To address uneven local feature quality, insufficient cross-modal complementary information exploitation, and poor robustness to missing modalities in multimodal person re-identification (ReID), this paper proposes a modality-aware graph learning framework. It constructs a modality-adaptive graph structure and introduces a selective node exchange mechanism to enhance high-quality local features while suppressing low-confidence responses. A local-aware graph reasoning module and a cross-modal information propagation module are designed to explicitly model inter-modal synergies. Moreover, this work is the first to leverage graph-structured representations for implicit reconstruction of missing modalities in ReID, thereby mitigating modality-specific representation bias. The proposed method achieves state-of-the-art performance on four major benchmarks—RGBNT201, Market1501-MM, RGBNT100, and MSVR310—demonstrating significant improvements in robustness and generalization under complex, real-world scenarios.

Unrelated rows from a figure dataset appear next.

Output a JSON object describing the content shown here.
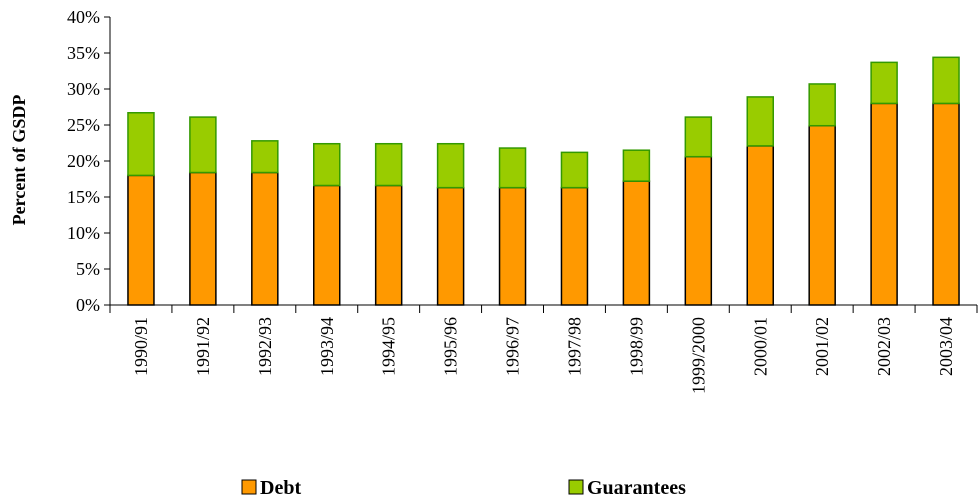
{
  "chart_data": {
    "type": "bar",
    "stacked": true,
    "categories": [
      "1990/91",
      "1991/92",
      "1992/93",
      "1993/94",
      "1994/95",
      "1995/96",
      "1996/97",
      "1997/98",
      "1998/99",
      "1999/2000",
      "2000/01",
      "2001/02",
      "2002/03",
      "2003/04"
    ],
    "series": [
      {
        "name": "Debt",
        "color": "#FF9900",
        "values": [
          18.0,
          18.4,
          18.4,
          16.6,
          16.6,
          16.3,
          16.3,
          16.3,
          17.2,
          20.6,
          22.1,
          24.9,
          28.0,
          28.0
        ]
      },
      {
        "name": "Guarantees",
        "color": "#99CC00",
        "values": [
          8.7,
          7.7,
          4.4,
          5.8,
          5.8,
          6.1,
          5.5,
          4.9,
          4.3,
          5.5,
          6.8,
          5.8,
          5.7,
          6.4
        ]
      }
    ],
    "ylabel": "Percent of GSDP",
    "ylim": [
      0,
      40
    ],
    "yticks": [
      "0%",
      "5%",
      "10%",
      "15%",
      "20%",
      "25%",
      "30%",
      "35%",
      "40%"
    ],
    "grid": false,
    "legend_position": "bottom"
  }
}
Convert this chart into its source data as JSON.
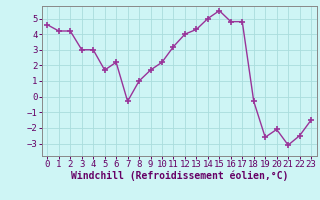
{
  "x": [
    0,
    1,
    2,
    3,
    4,
    5,
    6,
    7,
    8,
    9,
    10,
    11,
    12,
    13,
    14,
    15,
    16,
    17,
    18,
    19,
    20,
    21,
    22,
    23
  ],
  "y": [
    4.6,
    4.2,
    4.2,
    3.0,
    3.0,
    1.7,
    2.2,
    -0.3,
    1.0,
    1.7,
    2.2,
    3.2,
    4.0,
    4.3,
    5.0,
    5.5,
    4.8,
    4.8,
    -0.3,
    -2.6,
    -2.1,
    -3.1,
    -2.5,
    -1.5
  ],
  "line_color": "#993399",
  "marker": "+",
  "marker_size": 5,
  "marker_linewidth": 1.2,
  "bg_color": "#cef5f5",
  "grid_color": "#aadddd",
  "xlabel": "Windchill (Refroidissement éolien,°C)",
  "xlabel_color": "#660066",
  "tick_color": "#660066",
  "axis_color": "#888888",
  "ylim": [
    -3.8,
    5.8
  ],
  "xlim": [
    -0.5,
    23.5
  ],
  "yticks": [
    -3,
    -2,
    -1,
    0,
    1,
    2,
    3,
    4,
    5
  ],
  "xticks": [
    0,
    1,
    2,
    3,
    4,
    5,
    6,
    7,
    8,
    9,
    10,
    11,
    12,
    13,
    14,
    15,
    16,
    17,
    18,
    19,
    20,
    21,
    22,
    23
  ],
  "tick_fontsize": 6.5,
  "xlabel_fontsize": 7,
  "linewidth": 1.0
}
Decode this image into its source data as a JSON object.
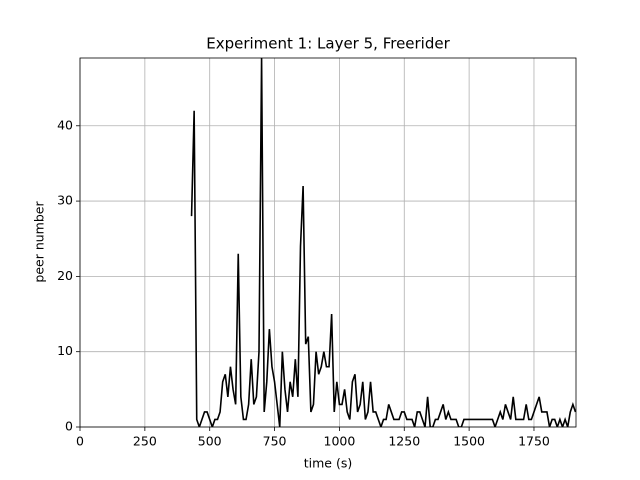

Multi-modal data provides abundant and diverse object information, crucial for effective modal interactions in Re-Identification (ReID) tasks. However, existing approaches often overlook the quality variations in local features and fail to fully leverage the complementary information across modalities, particularly in the case of low-quality features. In this paper, we propose to address this issue by leveraging a novel graph reasoning model, termed the Modality-aware Graph Reasoning Network (MGRNet). Specifically, we first construct modality-aware graphs to enhance the extraction of fine-grained local details by effectively capturing and modeling the relationships between patches. Subsequently, the selective graph nodes swap operation is employed to alleviate the adverse effects of low-quality local features by considering both local and global information, enhancing the representation of discriminative information. Finally, the swapped modality-aware graphs are fed into the local-aware graph reasoning module, which propagates multi-modal information to yield a reliable feature representation. Another advantage of the proposed graph reasoning approach is its ability to reconstruct missing modal information by exploiting inherent structural relationships, thereby minimizing disparities between different modalities. Experimental results on four benchmarks (RGBNT201, Market1501-MM, RGBNT100, MSVR310) indicate that the proposed method achieves state-of-the-art performance in multi-modal object ReID. The code for our method will be available upon acceptance.